Because of the intermittent use of energy, particularly for irrigation, many farms produce excess electrons from their renewable energy installations which are administratively difficult to feed back into the grid. Therefore, hydrogen could offer an alternative and productive energy storage for farmers until they are ready to use it. That said, it is technically easier to feed renewables such as solar (electrical energy) into the currently configured electricity grid, as opposed to hydrogen which will require further network augmentation and technology installations. And unlike biomethane, hydrogen cannot be used in existing gas engine and turbines infrastructure.

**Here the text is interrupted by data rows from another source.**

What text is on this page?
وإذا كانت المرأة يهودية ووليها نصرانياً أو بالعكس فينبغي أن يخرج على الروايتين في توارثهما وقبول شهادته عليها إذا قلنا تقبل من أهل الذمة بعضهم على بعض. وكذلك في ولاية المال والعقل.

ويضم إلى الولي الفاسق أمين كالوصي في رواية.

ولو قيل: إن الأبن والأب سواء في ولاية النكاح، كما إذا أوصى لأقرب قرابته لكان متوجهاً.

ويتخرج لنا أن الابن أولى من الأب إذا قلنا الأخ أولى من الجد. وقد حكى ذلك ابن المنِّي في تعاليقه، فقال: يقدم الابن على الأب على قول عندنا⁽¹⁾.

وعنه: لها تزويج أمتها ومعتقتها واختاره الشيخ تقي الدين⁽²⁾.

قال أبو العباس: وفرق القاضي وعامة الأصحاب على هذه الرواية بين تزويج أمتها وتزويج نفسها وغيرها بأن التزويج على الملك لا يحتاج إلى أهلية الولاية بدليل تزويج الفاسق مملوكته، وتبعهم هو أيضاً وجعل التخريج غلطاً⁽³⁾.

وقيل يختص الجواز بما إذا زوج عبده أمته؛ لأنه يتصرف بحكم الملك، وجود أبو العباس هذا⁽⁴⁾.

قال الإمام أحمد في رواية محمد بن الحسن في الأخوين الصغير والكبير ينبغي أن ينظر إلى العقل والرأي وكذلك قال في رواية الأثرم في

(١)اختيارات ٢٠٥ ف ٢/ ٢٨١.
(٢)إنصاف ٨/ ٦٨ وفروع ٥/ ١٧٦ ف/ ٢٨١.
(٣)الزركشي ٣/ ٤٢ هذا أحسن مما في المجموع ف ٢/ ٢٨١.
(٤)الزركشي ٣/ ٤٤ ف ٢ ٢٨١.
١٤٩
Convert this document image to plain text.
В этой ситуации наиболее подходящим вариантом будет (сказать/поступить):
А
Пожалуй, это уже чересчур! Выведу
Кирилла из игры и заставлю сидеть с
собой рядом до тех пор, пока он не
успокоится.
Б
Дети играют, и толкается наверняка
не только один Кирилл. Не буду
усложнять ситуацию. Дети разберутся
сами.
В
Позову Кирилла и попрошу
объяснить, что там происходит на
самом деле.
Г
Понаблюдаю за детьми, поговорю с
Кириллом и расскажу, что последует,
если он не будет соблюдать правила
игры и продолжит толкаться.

Hydrogen gas is a versatile energy carrier, but it is not freely available in the atmosphere, it requires significant energy input and technology intervention to produce it, store it and then use it. Electrolytic water splitting is currently considered to be the most feasible method for the industrial manufacture of green hydrogen fuel. However, current technologies require around nine litres of pure water to manufacture 1kg of hydrogen, and that water is then gone forever. CSIRO estimates that production at the level of Australia’s anticipated share of the forecast hydrogen export market in 2030 would require 4.5 gigalitres of water in total and under a high demand growth scenario, an estimated 26.6 gigalitres of water would be needed by 2040 for Australia’s production of hydrogen for exports alone.
Australia is heavily reliant on the importation of liquid fuels and reserves are typically insubstantial. Hydrogen could ensure domestic liquid fuel security, which in turn could provide the agricultural sector with fuel security for harvesting, planting and the food supply chain. Hydrogen can also be used to produce industrial chemicals including ammonia and ethanol which could assist us to be self-reliant for certain fertilisers and other chemicals such as oxygen.
Agriculture needs support now if we are to realise the opportunities from this sector and meaningfully participate by 2030. We need to know the appropriate and cost-effective scale of this technology, how much water will be required, including the opportunity cost of using that water for hydrogen and not crops, and the land area required, noting that as we move from high-density fossil fuels to lower-density renewable energy sources, the footprint (land area) of those technologies is increasing and the loss of irreplaceable high-producing farmland is nearing a tipping point. While hydrogen will provide unique opportunities and potentially a competitive edge for Queensland’s agricultural sector and our regions, we currently have more questions than answers.